The aesthetic of games involving letters (crossword puzzles, Scrabble, etc.) is brought into play in Sé verlas al revés (poéticas de la permutación) (2013; I Know How to See Them Backwards [Poetics of Permutation]). This palindrome (the main title in Spanish reads the same backwards or forwards) provides the title for 22 metal panels, around 900 magnetic photographs and another notebook. Using the typography we saw earlier in Divertimentos tipográficos, the piece charts the construction of meaning through language from the precise click sounds of the Khoisan to the infinite fields of anagrams of Unica Zürn.

As we come towards the end of the exhibition, we find ourselves in a space in which the artist presents us with PlayTime (2008-2015), a prototype that examines teaching strategies founded on art and adapted to the format of a playing card. The PlayTime packaging designed by Mabi Revuelta holds two decks of cards: the Alphabet and the Laboratory. The alphabetical deck has no pre-established set of rules and can be used for numerous games, both mental and corporeal.

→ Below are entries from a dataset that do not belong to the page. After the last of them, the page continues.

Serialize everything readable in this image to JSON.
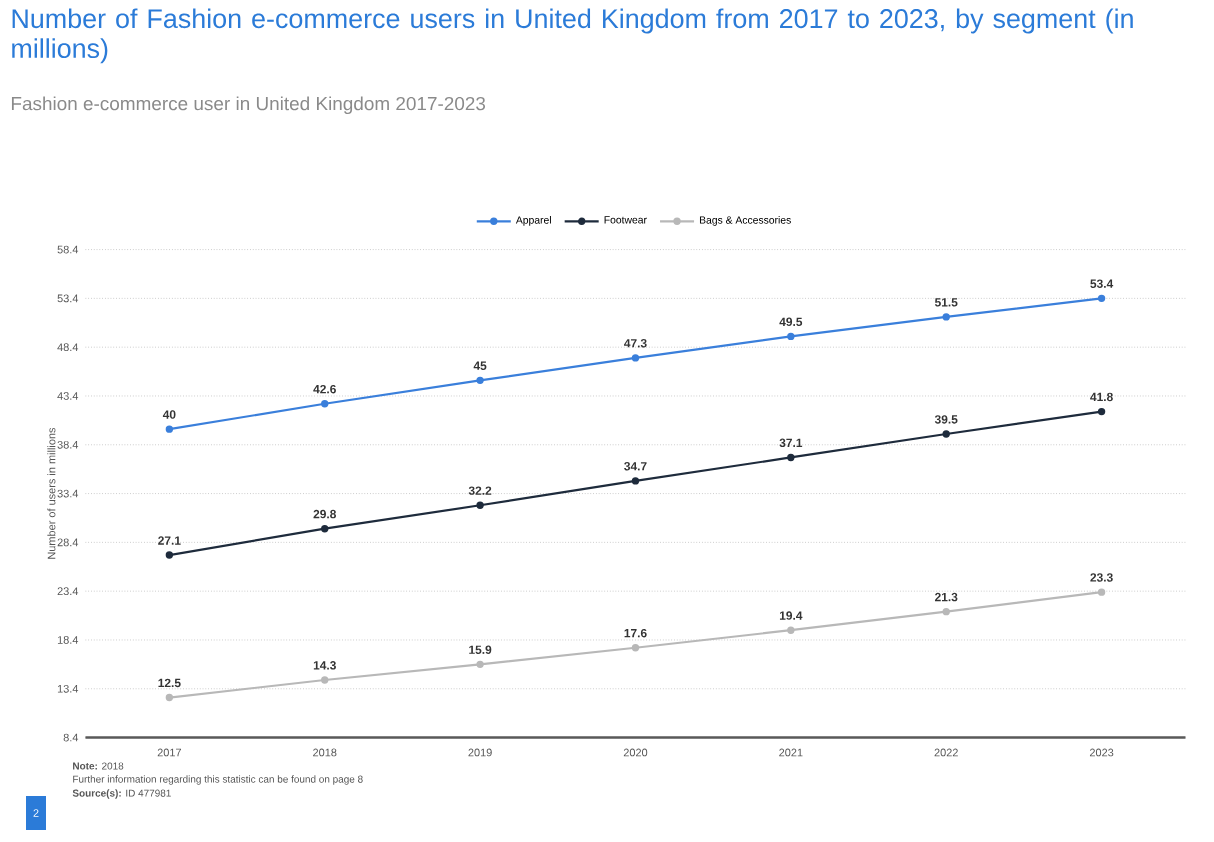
{
  "chart_data": {
    "type": "line",
    "title": "Number of Fashion e-commerce users in United Kingdom from 2017 to 2023, by segment (in millions)",
    "subtitle": "Fashion e-commerce user in United Kingdom 2017-2023",
    "ylabel": "Number of users in millions",
    "categories": [
      "2017",
      "2018",
      "2019",
      "2020",
      "2021",
      "2022",
      "2023"
    ],
    "series": [
      {
        "name": "Apparel",
        "color": "#3a7fdb",
        "values": [
          40,
          42.6,
          45,
          47.3,
          49.5,
          51.5,
          53.4
        ]
      },
      {
        "name": "Footwear",
        "color": "#1e2b3c",
        "values": [
          27.1,
          29.8,
          32.2,
          34.7,
          37.1,
          39.5,
          41.8
        ]
      },
      {
        "name": "Bags & Accessories",
        "color": "#b8b8b8",
        "values": [
          12.5,
          14.3,
          15.9,
          17.6,
          19.4,
          21.3,
          23.3
        ]
      }
    ],
    "ylim": [
      8.4,
      58.4
    ],
    "yticks": [
      8.4,
      13.4,
      18.4,
      23.4,
      28.4,
      33.4,
      38.4,
      43.4,
      48.4,
      53.4,
      58.4
    ],
    "grid": "y",
    "legend": "top",
    "marker": "circle",
    "line_style": "solid",
    "data_labels": true,
    "annotations": [
      "**Note:** 2018",
      "Further information regarding this statistic can be found on page 8",
      "**Source(s):** ID 477981",
      "2"
    ]
  }
}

The Laboratory set is a range of processes structured in accordance with a common script and consists of 30 cards produced by artists, educationalists and collectives involved in art, who were asked to produce an educational proposal related to their area of professional interest.

The exhibition closes with a display case containing Complete Pack of New Cotillons, an English deck of cards from the late 18th century loaned by the Heraclio Fournier Playing Card Museum. Each of the cards in the deck features a few lines of Baroque dance music notation. One of the cards, the ace of spades, is missing, providing an opportunity for the artist to reconstruct it, working with the electroacoustic composer Otto Castro in order to complete it. The music that can be heard in the room consists of the pieces printed on the cards, played by the Bóreas Cámara chamber orchestra, alternating with Castro’s work.

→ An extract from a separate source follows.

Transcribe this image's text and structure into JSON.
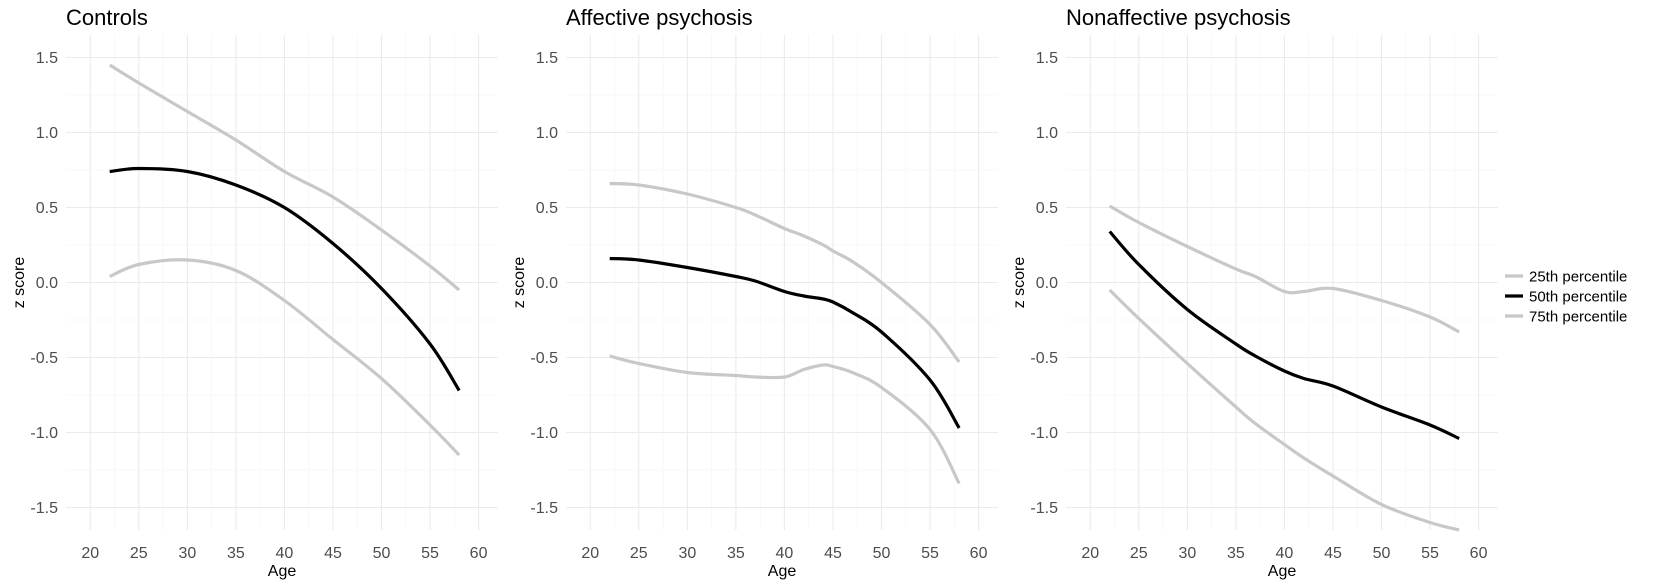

The exhibition is completed in the Heraclio Fournier Playing Card Museum, where Mabi Revuelta is showing a selection of nine recreational and educational decks of cards produced by artists, among them Shuffle by Christian Marclay (2007); Why To Fear The Future by Carlos Amorales (2004); Take on the Improbable by François Deck; House of Cards by Charles and Ray Eames (1952); and the deck by Basque artists issued by Tarte Moda in Bilbao in 1987.